The slopes give way to very scenic canyons. In fact, it looks like I'm cruising on an interstate laid straight through the Grand Canyon itself. Morning turns into afternoon and I keep sailing past town after town in Western Colorado. Back in Burlington, I got some advice re: importing contraband Beer to Utah. Grand Junction was the best place to stop.

Most folks know that Utah's population is 70%+ Mormon. What you may not know is that the Mormon society has passed a whole collection of State Laws to uphold their fundamentalist lifestyle. This is detailed very effectively in the movie 'SLC Punk' with Ben Affleck.

One particularly annoying law is the practice of watered-down beer. All beer produced or sold in Utah can be no stronger that 3.2% alcohol. The result is a beer that tastes like dish washing detergent has been run through it.

I spoke to my friend Ben over the phone. The plan was to stay at his place in SLC Thursday night, hit the slopes Friday, stay at his place Friday night, and head to San
Francisco Saturday morning, to hopefully arrive in San Francisco before I got too tired on Saturday night. My rent: REAL BEER FROM COLORADO. Ben requested
"Anything from New Belgium" These were the makers of Fat Tire. When I finally got to Colorado springs around 3PM, I pulled into the local loquor store and found four varieties of New Belguims products: Fat Tire, the very last of their Winter Ale, Summer Ale and their Wheat Beer. The tally was 6-twelve packs. (three cases or 72 bottles or beer, however you measure it) Ben would be very happy.

Once I hit Colorado, I did make a diversion. I sopped in a town to not only top off the gas tank, but also to de-louse the truck. The truck had become encrusted with an opaque layer of road-crud. Salt, dust, dirt,
mud, schmegma, and other assorted grime. It had this ashen-color to it. before I got to SLC, I also went to a car wash in Southeastern Utah. Of course, the temperature was 37 degrees when i was driving through town. When I pulled in and started washing the truck, it magically dropped to 28 degrees, and all the water started freezing into the truck, making a proper wash impossible. I scrub off the ice and get back on the road. On the highway it proptly returns to 37 degrees. That was frustrating. The truck is not 100% clean, but its far better off than before the ice-wash.

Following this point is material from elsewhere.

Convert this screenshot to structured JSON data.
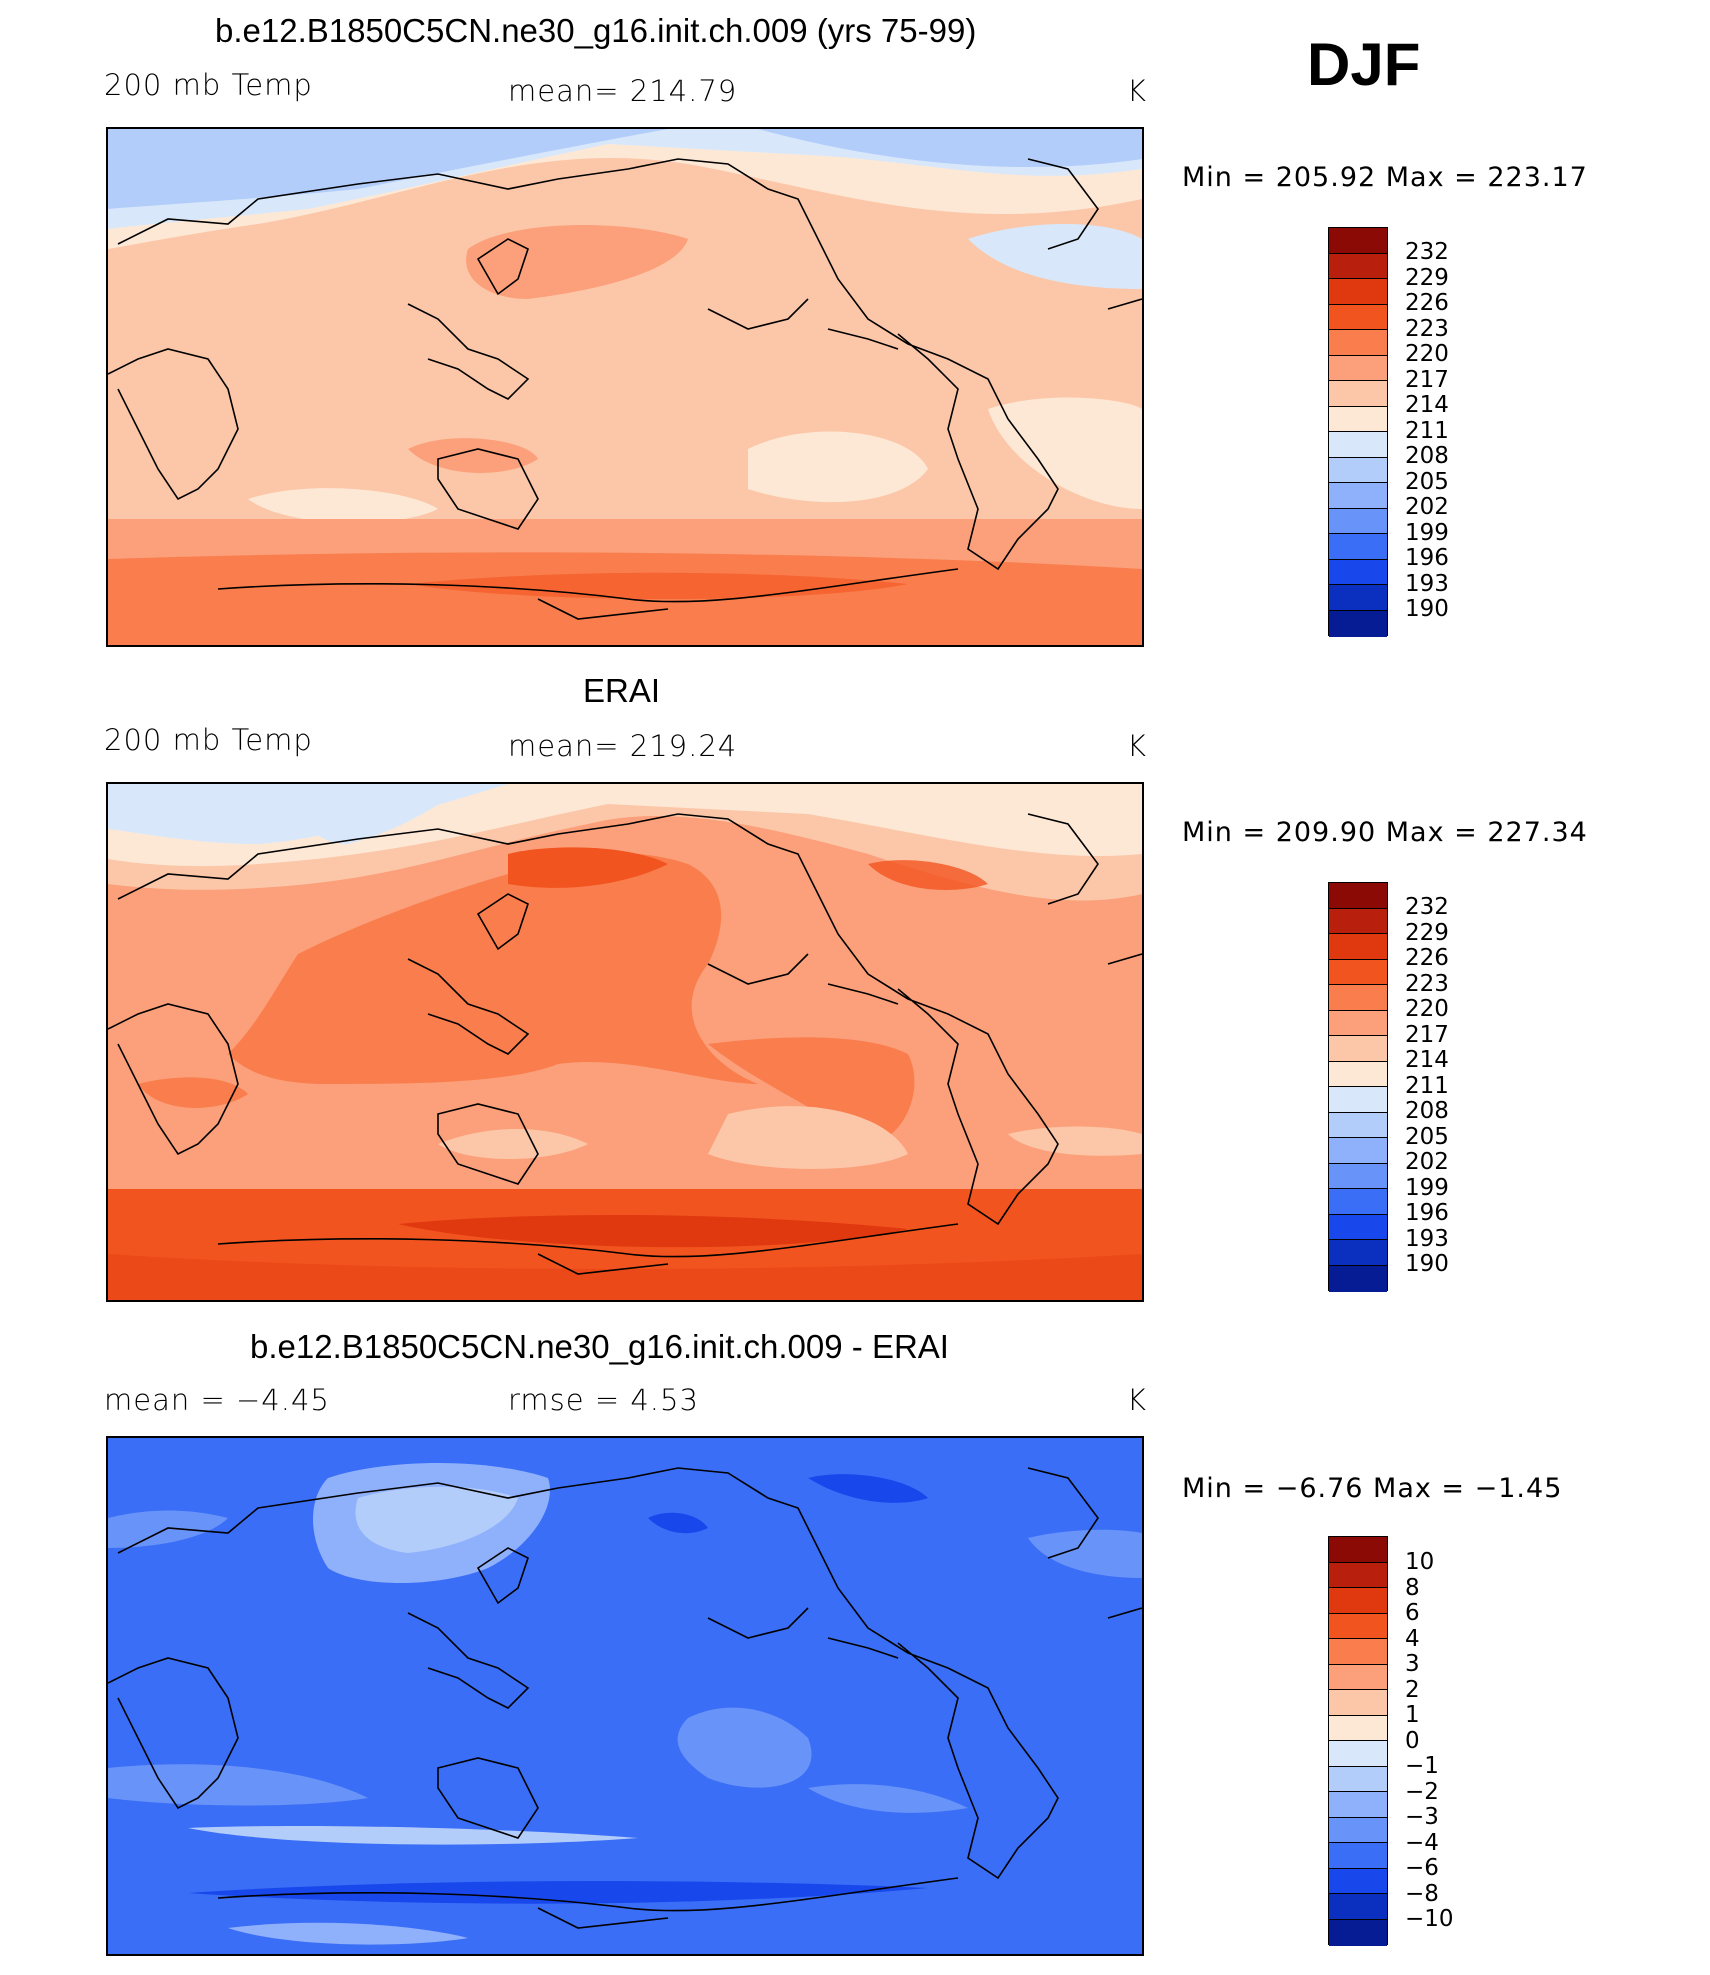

It looks like I'm getting into town on schedule. I call ben and he's at the office, after 7PM. Since he can take the train, he doesn't have his SUV with him. I pick him up and we head out to 'The Bayou' for a nice dinner.

Ben has to work on Friday, so I'm going off on my own to Solitude Mountain. Solutude is probably the one Utah mountain I didn't hit in the month I lived in SLC during the 2002 Olympics.